About fifteen birds (Lesser Seed-finches, kikiwis, white-winged tanagers, hummingbirds, manakins, kingfishers, etc.) are captured with nets, at each of the different sites located at increasing distances from the launch pad along the axis of the combustion exhaust gases from the boosters: at distances of 300 meters from Ariane launch complex no.3 and then 1.5 kilometres, 6 kilometres or even more.
Several control sites have been analysed such as the forests on the white sand of Mana, the Anse golf club, the Kaw mountain, urban areas, the piste de Saint-Elie (the Saint-Elie track) etc. The different locations of these sites make it possible to compare results.
“According to the control sites,” continues Olivier Tostain, “we found great variability in the results. Compared to all the other sites, the Kaw Mountain and urban areas receive higher doses of alumina. In forests, these doses may be due to the geology since laterite has a lot of natural alumina. Urban pollution might explain the high doses observed at Montjoly.”
Healthy birds
The results of studies at the Guiana Space Centre have shown that in an area very close to the launch pad, doses are lower or equal to those found on sites where there are the highest natural concentrations of alumina such as forests on the laterite crust.
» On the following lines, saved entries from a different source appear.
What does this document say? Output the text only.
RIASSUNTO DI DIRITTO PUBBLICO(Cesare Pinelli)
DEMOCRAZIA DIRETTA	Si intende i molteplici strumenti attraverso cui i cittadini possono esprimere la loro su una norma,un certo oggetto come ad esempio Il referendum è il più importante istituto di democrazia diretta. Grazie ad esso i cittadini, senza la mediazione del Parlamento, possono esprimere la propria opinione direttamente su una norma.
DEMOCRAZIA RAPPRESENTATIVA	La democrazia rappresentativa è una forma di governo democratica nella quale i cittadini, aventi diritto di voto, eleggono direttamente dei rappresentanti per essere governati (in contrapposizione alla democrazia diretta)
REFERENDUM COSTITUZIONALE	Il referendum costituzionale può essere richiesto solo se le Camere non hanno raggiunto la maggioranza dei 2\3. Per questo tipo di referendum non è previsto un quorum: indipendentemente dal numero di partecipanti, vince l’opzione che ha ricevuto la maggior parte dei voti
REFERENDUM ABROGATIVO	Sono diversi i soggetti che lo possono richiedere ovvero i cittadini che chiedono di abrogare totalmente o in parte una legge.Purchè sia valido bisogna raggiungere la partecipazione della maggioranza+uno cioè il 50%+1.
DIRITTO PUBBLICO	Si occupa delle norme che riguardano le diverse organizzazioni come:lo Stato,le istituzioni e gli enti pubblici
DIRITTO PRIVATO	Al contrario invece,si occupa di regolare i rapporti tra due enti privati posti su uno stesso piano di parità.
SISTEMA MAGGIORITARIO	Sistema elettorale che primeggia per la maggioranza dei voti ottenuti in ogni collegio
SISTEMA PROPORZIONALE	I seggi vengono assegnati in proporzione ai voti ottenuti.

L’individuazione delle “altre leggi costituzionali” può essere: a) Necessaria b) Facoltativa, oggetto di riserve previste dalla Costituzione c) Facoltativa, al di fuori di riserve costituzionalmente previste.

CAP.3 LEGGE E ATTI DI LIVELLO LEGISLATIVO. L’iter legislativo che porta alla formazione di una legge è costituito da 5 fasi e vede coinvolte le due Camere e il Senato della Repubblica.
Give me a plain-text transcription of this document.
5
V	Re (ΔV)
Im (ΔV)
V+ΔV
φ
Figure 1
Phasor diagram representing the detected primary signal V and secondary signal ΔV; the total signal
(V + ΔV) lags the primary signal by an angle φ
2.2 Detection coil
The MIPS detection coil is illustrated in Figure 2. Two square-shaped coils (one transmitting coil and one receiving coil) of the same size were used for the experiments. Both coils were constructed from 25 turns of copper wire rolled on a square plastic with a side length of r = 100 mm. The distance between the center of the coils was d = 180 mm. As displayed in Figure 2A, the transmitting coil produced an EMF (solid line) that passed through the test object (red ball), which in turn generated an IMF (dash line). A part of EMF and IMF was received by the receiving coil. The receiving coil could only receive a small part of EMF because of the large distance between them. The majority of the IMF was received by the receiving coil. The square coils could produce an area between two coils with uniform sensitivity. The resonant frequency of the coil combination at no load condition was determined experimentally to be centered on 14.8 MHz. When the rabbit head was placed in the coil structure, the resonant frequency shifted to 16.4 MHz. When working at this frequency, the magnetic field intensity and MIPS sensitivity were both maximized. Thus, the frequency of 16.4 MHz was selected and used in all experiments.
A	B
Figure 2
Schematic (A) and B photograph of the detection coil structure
Further away from the launch pad, the doses gradually decrease until, when more than 5 kilometres away, they are ‘diluted’ in the ‘background noise’ of ecosystems. <
In order to refine his research, Olivier Tostain has tried to demonstrate that alumina accumulates over time. However, birds apparently assimilate it well and then excrete it as no accumulation has been observed.
A lot of people think, especially Olivier Tostain, that it would be too much to hope for and impossible for Ariane 5 launches not to affect the avifauna, nevertheless for 8 years already, the birds captured have been found to be healthy. They continue to nest, to sing, with a reproduction rate which appears to be similar each year. Some species, such as the Aras (parrot family) which are nevertheless quite vulnerable, even come to nest on the CSG site, close to the launch area.
‘I would now, concludes Olivier Tostain, like to do more research on the possible combined effects of alumina and hydrochloric acid on birds, by studying in particular the resulting availability of calcium. Given their good general state, there should not be any direct significant effect but there might be indirect effects in the long term. Depending on the results, I believe that these studies might also apply to people. I find my work extremely interesting and I hope that it will be continued.’